Tata Motors’ shares dropped by nearly 5% on Monday, June 16, 2025, after its UK-based unit, Jaguar Land Rover (JLR), gave a weak financial forecast for the current year. The company’s stock was trading at ₹679.65, making it the biggest loser on the Nifty 50 index.
JLR said it expects its profit margin (EBIT) to fall to between 5% and 7% in financial year 2026. Last year, this margin was much higher at 8.5%. This shows the company is likely to make less profit on each car it sells this year.
Another major concern is JLR’s free cash flow. In the last financial year, JLR had £1.5 billion in free cash flow. But now, it expects that number to drop to almost zero. The company hopes things will improve from FY27 and FY28 and wants to raise its profit margin back to 10%, though it hasn’t given a timeline.
JLR is very important to Tata Motors. In FY25, it contributed 71% of Tata Motors’ revenue and 80% of its total profit. The average price of each vehicle stayed above £70,000, with no change from last year.

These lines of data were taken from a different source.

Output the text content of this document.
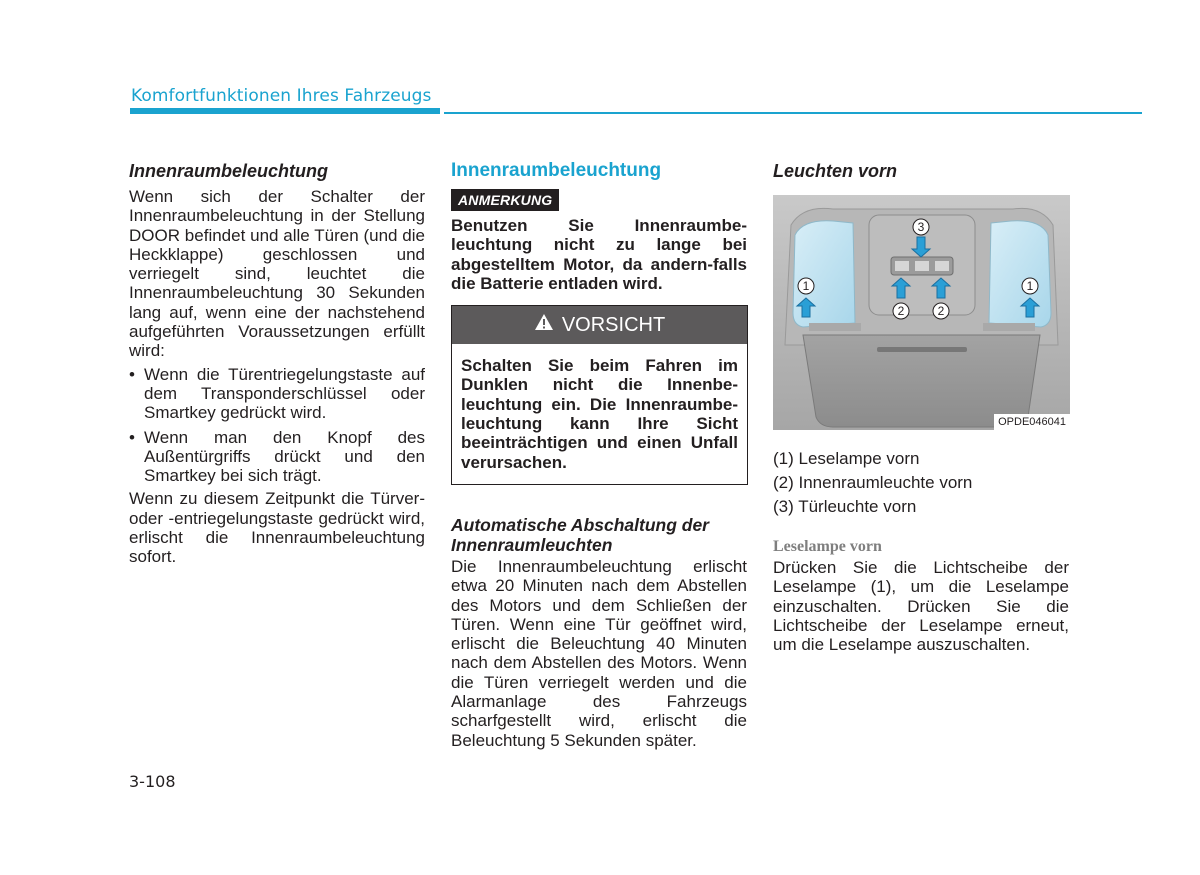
Komfortfunktionen Ihres Fahrzeugs
Innenraumbeleuchtung

Wenn sich der Schalter der Innenraumbeleuchtung in der Stellung DOOR befindet und alle Türen (und die Heckklappe) geschlossen und verriegelt sind, leuchtet die Innenraumbeleuchtung 30 Sekunden lang auf, wenn eine der nachstehend aufgeführten Voraussetzungen erfüllt wird:

• Wenn die Türentriegelungstaste auf dem Transponderschlüssel oder Smartkey gedrückt wird.
• Wenn man den Knopf des Außentürgriffs drückt und den Smartkey bei sich trägt.

Wenn zu diesem Zeitpunkt die Türver- oder -entriegelungstaste gedrückt wird, erlischt die Innenraumbeleuchtung sofort.

Innenraumbeleuchtung
ANMERKUNG

Benutzen Sie Innenraumbe-leuchtung nicht zu lange bei abgestelltem Motor, da andern-falls die Batterie entladen wird.

VORSICHT

Schalten Sie beim Fahren im Dunklen nicht die Innenbe-leuchtung ein. Die Innenraumbe-leuchtung kann Ihre Sicht beeinträchtigen und einen Unfall verursachen.

Automatische Abschaltung der Innenraumleuchten

Die Innenraumbeleuchtung erlischt etwa 20 Minuten nach dem Abstellen des Motors und dem Schließen der Türen. Wenn eine Tür geöffnet wird, erlischt die Beleuchtung 40 Minuten nach dem Abstellen des Motors. Wenn die Türen verriegelt werden und die Alarmanlage des Fahrzeugs scharfgestellt wird, erlischt die Beleuchtung 5 Sekunden später.

Leuchten vorn
1
2
3
2
1
OPDE046041

(1) Leselampe vorn

(2) Innenraumleuchte vorn

(3) Türleuchte vorn

Leselampe vorn

Drücken Sie die Lichtscheibe der Leselampe (1), um die Leselampe einzuschalten. Drücken Sie die Lichtscheibe der Leselampe erneut, um die Leselampe auszuschalten.

3-108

On the global front, JLR continues to talk with the US government about trade tariffs. The UK-US deal could reduce tariffs from 27.5%, but tariffs from Slovakia remain unchanged.
Even though the luxury car market had difficulties last year, JLR still performed better than others and kept its No. 1 spot in May.
To grow in China, JLR plans to bring back the Freelander brand through its joint venture. The first car is expected in the second half of this financial year.
Investors reacted to the weak outlook by selling Tata Motors shares, leading to the steep fall.